While investigating the death of her fiance in Ethiopia, State Department newbie Jacqueline “Jac” Quartermane stumbles upon a mysterious word puzzle in an underground church in Lalibela, Ethiopia. Determined to solve the puzzle, she finds herself thrown into an ancient Christian mystery. Her investigations spark a wide ranging race to resurrect the Temple of Solomon. Running parallel to this, we travel back to 1452, where a Portuguese secret society seeks to avert the Spanish crown’s designs to bring about judgement day.

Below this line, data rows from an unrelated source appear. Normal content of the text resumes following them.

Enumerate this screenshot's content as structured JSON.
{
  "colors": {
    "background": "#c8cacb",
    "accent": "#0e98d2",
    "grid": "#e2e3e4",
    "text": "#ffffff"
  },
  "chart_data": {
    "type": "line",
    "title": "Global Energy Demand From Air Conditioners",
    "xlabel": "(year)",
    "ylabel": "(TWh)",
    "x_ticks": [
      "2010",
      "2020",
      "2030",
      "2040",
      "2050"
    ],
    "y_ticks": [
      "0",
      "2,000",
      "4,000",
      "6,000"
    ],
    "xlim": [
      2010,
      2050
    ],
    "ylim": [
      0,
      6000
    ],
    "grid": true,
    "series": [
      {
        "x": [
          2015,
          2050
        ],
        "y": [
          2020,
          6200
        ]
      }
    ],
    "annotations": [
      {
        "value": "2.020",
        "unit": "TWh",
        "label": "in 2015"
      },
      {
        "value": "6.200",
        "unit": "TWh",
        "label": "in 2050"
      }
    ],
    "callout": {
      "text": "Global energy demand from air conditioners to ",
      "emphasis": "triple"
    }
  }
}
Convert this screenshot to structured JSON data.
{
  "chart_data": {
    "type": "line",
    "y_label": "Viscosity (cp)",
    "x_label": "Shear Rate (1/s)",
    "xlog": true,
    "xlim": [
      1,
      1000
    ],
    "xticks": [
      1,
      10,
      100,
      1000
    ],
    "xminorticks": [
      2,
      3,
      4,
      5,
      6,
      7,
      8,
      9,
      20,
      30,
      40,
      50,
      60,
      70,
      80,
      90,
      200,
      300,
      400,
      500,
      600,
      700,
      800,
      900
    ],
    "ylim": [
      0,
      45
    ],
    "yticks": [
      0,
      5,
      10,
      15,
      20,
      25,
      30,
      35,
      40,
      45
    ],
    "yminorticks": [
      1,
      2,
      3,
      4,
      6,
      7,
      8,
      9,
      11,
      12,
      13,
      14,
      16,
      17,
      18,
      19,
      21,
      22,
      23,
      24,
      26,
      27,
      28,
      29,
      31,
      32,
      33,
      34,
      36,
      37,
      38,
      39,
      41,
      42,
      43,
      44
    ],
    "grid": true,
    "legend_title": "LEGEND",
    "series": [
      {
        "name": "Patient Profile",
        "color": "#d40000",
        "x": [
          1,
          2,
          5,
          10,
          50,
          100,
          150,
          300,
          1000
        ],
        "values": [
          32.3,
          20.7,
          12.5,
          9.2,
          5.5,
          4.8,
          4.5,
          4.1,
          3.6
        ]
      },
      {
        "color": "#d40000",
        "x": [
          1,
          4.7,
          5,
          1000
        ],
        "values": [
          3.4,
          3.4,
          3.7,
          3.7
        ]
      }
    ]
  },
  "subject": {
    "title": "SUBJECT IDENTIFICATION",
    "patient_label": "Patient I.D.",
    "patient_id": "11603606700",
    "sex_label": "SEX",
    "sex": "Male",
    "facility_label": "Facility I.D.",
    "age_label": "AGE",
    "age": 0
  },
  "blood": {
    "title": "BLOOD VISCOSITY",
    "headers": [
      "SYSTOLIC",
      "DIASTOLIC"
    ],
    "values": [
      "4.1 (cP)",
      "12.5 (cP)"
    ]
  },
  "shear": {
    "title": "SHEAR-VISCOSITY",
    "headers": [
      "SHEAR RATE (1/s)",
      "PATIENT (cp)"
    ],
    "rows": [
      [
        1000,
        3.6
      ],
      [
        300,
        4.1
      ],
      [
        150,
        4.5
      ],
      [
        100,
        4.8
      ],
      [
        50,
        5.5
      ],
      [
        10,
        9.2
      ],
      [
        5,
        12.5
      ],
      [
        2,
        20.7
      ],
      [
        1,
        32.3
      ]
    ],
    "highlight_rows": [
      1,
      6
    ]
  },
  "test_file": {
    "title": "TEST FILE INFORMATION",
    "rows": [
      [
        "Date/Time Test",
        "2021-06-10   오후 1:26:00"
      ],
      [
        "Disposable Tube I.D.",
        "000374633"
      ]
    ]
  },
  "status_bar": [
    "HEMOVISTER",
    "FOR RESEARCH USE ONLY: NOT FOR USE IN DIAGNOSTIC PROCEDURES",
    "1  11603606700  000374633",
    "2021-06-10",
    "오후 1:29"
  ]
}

If you’re thinking that this sounds very like The Da Vinci Code, you’re not alone. The promise of an interesting mystery tied to a historical thriller sounded like a lot of fun. Unfortunately, the main character, Jacqueline Quartermane, is a literalist, born-again Christian. Her mentor is a megachurch pastor with most of the GOP in his pocket. Forgive me for saying this, but I find the idea of cheering for someone like Jac to be repellent. The historical portions of the plot were interesting, although the time jumps did get confusing at times. It was the modern-day portions, with Jac at the helm, that ultimately turned me off this book. Perhaps I’m letting my personal feelings have too much sway, but especially in this day and age I find I have no patience for the religious set. If this book had been more secular, like The Da Vinci Code, it would have been much more palatable for me.

So, this book was entirely not to my tastes. For those who don’t mind the overly-religious bits, you may still enjoy it. One person’s tastes are not the be-all and end-all (which is the whole point of this blog). But for myself, I had to say no.

A copy of this book was provided by the author in exchange for an honest review.